French luxury groups Kering and Hermès shrugged off concerns about a deepening Sino-US trade war and protests in Hong Kong, with both companies posting better than expected quarterly sales. This was largely driven by the Asia-Pacific region.

The results were the latest sign that, so far at least, the trade war and lower Chinese demand has had little impact on the world’s largest luxury groups.

Chinese consumers account for about a third of sales for luxury products globally.

Kering said last Thursday that sales rose 11% in the third quarter to just under €4bn. Growth at the owner of Gucci, Saint Laurent and Balenciaga was driven by the Asia-Pacific region, which gained over 16%.

Sales of Gucci products came in at 11%, better than expected, appeasing fears that the fashion brand is running out of steam after a spectacular three years of growth that has seen operating margins double.

At the Q2 results in July the shares had fallen sharply after Gucci sales came in light, suggesting that the turnaround there might be running out of steam.

Hermès, another big luxury products group, also said last week that sales climbed 15% in the third quarter.
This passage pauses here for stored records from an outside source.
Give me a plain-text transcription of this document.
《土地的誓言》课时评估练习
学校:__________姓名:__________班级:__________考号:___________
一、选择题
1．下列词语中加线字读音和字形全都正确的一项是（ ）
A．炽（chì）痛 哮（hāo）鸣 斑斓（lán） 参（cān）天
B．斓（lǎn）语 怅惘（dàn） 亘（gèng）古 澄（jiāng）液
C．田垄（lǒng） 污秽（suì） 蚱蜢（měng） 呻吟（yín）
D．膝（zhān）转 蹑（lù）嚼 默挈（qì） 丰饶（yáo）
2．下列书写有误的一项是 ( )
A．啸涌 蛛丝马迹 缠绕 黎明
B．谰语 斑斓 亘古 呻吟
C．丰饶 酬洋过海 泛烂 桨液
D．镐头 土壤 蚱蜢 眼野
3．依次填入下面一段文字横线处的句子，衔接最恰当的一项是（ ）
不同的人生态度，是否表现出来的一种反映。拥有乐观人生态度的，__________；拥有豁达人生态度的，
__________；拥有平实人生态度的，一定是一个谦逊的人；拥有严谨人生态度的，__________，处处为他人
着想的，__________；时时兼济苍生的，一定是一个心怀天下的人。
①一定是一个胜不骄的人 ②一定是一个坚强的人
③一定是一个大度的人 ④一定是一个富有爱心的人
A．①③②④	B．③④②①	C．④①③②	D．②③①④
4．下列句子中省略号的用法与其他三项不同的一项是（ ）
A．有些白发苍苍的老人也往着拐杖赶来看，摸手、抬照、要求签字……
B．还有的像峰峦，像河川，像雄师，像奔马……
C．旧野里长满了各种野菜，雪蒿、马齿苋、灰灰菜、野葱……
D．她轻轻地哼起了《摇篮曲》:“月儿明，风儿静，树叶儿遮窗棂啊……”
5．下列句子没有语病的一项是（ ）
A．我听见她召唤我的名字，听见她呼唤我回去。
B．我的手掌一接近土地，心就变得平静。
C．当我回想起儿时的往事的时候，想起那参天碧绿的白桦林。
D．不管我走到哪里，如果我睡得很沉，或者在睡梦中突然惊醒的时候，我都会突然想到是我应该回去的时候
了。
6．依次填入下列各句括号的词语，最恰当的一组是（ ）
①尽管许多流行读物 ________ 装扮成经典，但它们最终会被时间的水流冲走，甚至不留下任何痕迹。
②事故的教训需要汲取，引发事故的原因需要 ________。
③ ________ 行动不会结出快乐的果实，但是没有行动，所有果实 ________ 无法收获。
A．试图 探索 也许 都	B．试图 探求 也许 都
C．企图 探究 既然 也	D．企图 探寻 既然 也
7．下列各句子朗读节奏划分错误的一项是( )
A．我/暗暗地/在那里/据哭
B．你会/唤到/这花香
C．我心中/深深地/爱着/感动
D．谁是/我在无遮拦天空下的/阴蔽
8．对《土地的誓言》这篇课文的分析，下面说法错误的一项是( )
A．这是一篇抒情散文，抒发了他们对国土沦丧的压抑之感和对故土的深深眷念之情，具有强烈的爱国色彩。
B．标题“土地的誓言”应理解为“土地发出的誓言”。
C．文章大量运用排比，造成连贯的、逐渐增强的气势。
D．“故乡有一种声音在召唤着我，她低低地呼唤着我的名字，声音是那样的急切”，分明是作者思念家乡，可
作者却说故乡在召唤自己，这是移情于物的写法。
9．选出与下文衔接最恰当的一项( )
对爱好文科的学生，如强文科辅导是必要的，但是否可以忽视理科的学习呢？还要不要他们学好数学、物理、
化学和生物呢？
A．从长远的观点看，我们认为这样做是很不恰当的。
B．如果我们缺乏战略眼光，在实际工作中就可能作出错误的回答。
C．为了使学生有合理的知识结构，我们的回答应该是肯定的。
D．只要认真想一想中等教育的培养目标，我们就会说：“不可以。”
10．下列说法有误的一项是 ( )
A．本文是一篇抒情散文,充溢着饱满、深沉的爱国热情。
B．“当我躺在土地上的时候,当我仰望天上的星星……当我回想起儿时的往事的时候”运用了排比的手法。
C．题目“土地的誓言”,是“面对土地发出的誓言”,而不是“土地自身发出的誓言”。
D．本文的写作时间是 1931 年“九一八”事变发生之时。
Revenues in the Asia region, excluding Japan, rose 19 per cent and continued to drive Hermès’ performance.

Mainland China seems to have experienced excellent performance for both companies in the third quarter, more than offsetting the slowdown in Hong Kong, where many of the major brands had to close stores for several days because of the unrest.

Moncler, another major fashion brand, also announced strong trading figures last week.

All this followed LVMH’s Q3 results on October 10th which showed sales in the fashion and leather division up 19%, 4% better than expected. This division provides nearly 60% of profits, so is clearly important.

LVMH and Kering share a number of things in common. Both are French companies; both have leading brands, the appetite for which seems to be undiminished in a decade of austerity, and indeed growing strongly in many emerging parts of the world; and both are led by strong owner/manager CEOs.

Bernard Arnaud has done a brilliant job at acquiring ‘must have’ brands at LVMH and providing just the right amount of marketing for them, while, at Kering, Francois Pinault has been equally adept at restructuring a company away from traditional retail, and onto the higher value added and higher margin possibilities offered by Gucci, Botega Veneta, and Yves Saint Laurent.

For some people in the world at least, the party clearly never ended.

Disclaimer: The views thoughts and opinions expressed within this article are those of the author, and not those of any company within the Capital International Group (CIG) and as such are neither given nor endorsed by CIG. Information in this article does not constitute investment advice or an offer or an invitation by or on behalf of any company within the Capital International Group of companies to buy or sell any product or security.